If you did .NET Core in 2019 then it's still very similar, with many improvements here and there.

From my experience ASP.NET Core and EF Core are very good frameworks, usually the horror starts when developers start building their own framework on top of it, instead of keeping it simple.

I agree with your assessment. In Go a lot of the frameworks are more like big libraries, but it's not so much a plug&play architecture, but a pick&assemble what you need, which is why it feels more out of your way, since you don't inherit vast layers but only pick the services and functionalities which you need.
Ruby on Rails also fights you tooth and nail if you try to do anything off the beaten path.
> Also, with how far AI code helpers have come, boilerplate is even less of an issue.

Couldn't agree more.

With how far on-the-fly code generation powered by LLMs has gotten, the oh-so-dreaded "boilerplate" has become an absolute non-issue, especialy in straightforward, explicit languages with little magic like Go, which naturally lend themselves to this kind of code generation.

Best of both worlds: Explicit instructions and less "magic at a distance", and productivity by getting things done fast.

The problem with boilerplate was never in creating it fast enough. It's with maintaining it. Does the AI help you with that too?
a) Yes it can

b) Pretty much by definition, boilerplate written against the standard library of the language, rarely, if ever, requires maintenance. Not sure we talk about the same thing here when using the word "boilerplate", so perhaps you want to clarify?

Could you give examples of such AI helpers?
Not a Golang dev, but from your description Go sounds similar to Clojure in that you can kind choose to build your own framework by just picking and choosing your own libraries, e.g. use library X for routing, library Y for templating, etc.

When I was trying to learn Clojure (several years ago... so this info I likely out of date), my understanding was there was a bit of a rift in the community where half the community preferred the flexibility of picking and choosing libs and the other half felt having a "batteries-included" framework would help the growth/adoption of the language. Also, because there was no "goto" framework the libraries were likely not as battle tested.

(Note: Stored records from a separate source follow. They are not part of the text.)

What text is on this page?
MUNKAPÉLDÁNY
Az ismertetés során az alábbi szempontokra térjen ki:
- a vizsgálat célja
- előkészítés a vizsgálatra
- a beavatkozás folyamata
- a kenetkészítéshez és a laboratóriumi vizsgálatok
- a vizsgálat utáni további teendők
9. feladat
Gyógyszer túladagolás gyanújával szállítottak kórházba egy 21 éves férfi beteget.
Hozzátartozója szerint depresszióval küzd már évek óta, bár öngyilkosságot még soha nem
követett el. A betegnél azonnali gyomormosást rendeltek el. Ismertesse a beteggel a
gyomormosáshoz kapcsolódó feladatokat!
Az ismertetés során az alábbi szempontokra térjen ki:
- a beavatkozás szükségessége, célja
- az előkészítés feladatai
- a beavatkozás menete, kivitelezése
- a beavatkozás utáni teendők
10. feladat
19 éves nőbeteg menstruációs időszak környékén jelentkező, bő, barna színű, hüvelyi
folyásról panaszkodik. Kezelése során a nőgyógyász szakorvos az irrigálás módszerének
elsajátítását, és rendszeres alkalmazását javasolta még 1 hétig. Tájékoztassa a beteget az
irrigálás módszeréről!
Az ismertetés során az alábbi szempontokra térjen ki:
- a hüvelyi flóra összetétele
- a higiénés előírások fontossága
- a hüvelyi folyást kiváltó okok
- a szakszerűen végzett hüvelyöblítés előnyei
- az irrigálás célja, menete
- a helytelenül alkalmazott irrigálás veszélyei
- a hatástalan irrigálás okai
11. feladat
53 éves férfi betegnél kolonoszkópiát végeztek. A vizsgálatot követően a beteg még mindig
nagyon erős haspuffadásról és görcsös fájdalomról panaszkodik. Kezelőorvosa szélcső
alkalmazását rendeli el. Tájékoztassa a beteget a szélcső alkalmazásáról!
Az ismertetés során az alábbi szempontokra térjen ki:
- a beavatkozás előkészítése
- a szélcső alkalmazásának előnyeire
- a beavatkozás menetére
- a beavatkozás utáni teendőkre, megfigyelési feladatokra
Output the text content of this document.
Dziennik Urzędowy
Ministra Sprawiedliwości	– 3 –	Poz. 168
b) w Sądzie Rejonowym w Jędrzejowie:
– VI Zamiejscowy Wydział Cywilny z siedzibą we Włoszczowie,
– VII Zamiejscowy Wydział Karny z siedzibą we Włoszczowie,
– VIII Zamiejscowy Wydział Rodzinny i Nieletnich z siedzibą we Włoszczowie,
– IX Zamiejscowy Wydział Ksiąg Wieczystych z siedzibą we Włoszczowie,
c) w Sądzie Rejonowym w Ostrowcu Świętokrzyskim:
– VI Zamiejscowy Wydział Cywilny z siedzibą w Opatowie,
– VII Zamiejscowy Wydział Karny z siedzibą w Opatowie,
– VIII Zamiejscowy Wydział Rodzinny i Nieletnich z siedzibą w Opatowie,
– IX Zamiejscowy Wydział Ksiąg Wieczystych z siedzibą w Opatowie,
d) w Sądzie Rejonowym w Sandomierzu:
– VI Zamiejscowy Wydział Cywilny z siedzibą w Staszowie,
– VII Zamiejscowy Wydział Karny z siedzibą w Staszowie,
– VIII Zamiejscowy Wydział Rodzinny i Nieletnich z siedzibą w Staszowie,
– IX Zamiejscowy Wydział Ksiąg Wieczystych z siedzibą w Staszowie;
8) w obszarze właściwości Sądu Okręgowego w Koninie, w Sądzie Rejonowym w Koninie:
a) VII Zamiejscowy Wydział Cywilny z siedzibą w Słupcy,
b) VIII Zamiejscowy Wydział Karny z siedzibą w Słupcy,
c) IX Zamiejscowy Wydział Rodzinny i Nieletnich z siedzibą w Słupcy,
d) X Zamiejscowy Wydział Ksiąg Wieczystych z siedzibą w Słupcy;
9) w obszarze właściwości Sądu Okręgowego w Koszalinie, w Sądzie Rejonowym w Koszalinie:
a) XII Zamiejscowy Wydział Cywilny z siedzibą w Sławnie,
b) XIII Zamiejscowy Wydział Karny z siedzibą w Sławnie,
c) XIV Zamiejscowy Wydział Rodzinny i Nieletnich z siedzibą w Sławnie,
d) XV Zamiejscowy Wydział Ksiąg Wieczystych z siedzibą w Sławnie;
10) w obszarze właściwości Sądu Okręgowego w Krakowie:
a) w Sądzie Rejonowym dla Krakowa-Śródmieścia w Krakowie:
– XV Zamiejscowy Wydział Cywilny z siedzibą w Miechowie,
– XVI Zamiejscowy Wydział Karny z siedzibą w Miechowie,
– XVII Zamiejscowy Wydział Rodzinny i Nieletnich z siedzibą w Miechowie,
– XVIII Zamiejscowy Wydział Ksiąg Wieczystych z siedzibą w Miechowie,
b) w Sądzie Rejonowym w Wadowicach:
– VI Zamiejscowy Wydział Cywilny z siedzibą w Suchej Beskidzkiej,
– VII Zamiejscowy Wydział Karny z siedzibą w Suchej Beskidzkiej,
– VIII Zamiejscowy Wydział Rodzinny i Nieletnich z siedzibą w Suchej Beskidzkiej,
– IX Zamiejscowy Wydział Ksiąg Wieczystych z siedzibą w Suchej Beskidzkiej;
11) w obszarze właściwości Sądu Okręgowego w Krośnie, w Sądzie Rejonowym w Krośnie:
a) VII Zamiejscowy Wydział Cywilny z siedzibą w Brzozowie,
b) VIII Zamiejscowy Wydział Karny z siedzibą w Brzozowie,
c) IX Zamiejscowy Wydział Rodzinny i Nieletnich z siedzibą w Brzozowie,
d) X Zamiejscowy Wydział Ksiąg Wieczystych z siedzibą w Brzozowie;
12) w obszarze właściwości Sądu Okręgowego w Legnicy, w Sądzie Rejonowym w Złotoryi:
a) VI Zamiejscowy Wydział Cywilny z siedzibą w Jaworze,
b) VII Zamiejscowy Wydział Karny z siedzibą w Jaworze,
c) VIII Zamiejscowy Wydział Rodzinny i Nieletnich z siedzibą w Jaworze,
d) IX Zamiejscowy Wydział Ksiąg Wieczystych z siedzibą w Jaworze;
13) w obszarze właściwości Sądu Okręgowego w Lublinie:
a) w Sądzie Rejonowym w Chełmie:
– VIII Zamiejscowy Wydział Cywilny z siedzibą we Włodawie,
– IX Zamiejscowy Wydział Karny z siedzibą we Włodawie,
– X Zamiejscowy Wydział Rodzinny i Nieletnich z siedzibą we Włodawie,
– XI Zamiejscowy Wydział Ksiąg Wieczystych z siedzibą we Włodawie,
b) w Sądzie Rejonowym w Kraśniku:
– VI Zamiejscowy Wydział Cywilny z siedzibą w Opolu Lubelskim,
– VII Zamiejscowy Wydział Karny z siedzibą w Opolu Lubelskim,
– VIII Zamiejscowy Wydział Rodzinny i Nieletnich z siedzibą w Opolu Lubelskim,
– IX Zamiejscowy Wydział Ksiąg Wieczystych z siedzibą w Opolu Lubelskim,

I'm using Java and unlike the comments in the adjacent thread, using Java doesn't mandate using Spring Boot. There's a bunch of options these days. Personally I'm using Quarkus. Quarkus, like most frameworks, is just a collection of libraries and those libraries follow a "standard" to future-proof your application to an extent. You can still pick and choose what parts you want to use. Want an ORM? Great, include the optional Hibernate dependency. Need to support OpenId connect? There's a simple extension. Nothing really forces you to use the "official extensions", e.g. we're using ElasticSearch but we're not using the Quarkus extension.

I have plenty of things to criticise about frameworks, but this submission isn't really about frameworks - it's supposed to be a parody about certain enterprise design patterns. I think the joke's a bit stale by now, but it's true that sometimes you do find quite convoluted and overengineered patterns on the JVM (though not nearly as often as jokes would have us believe).

I'll add that I think that the joke about killing your ex-girlfriend is in really poor taste.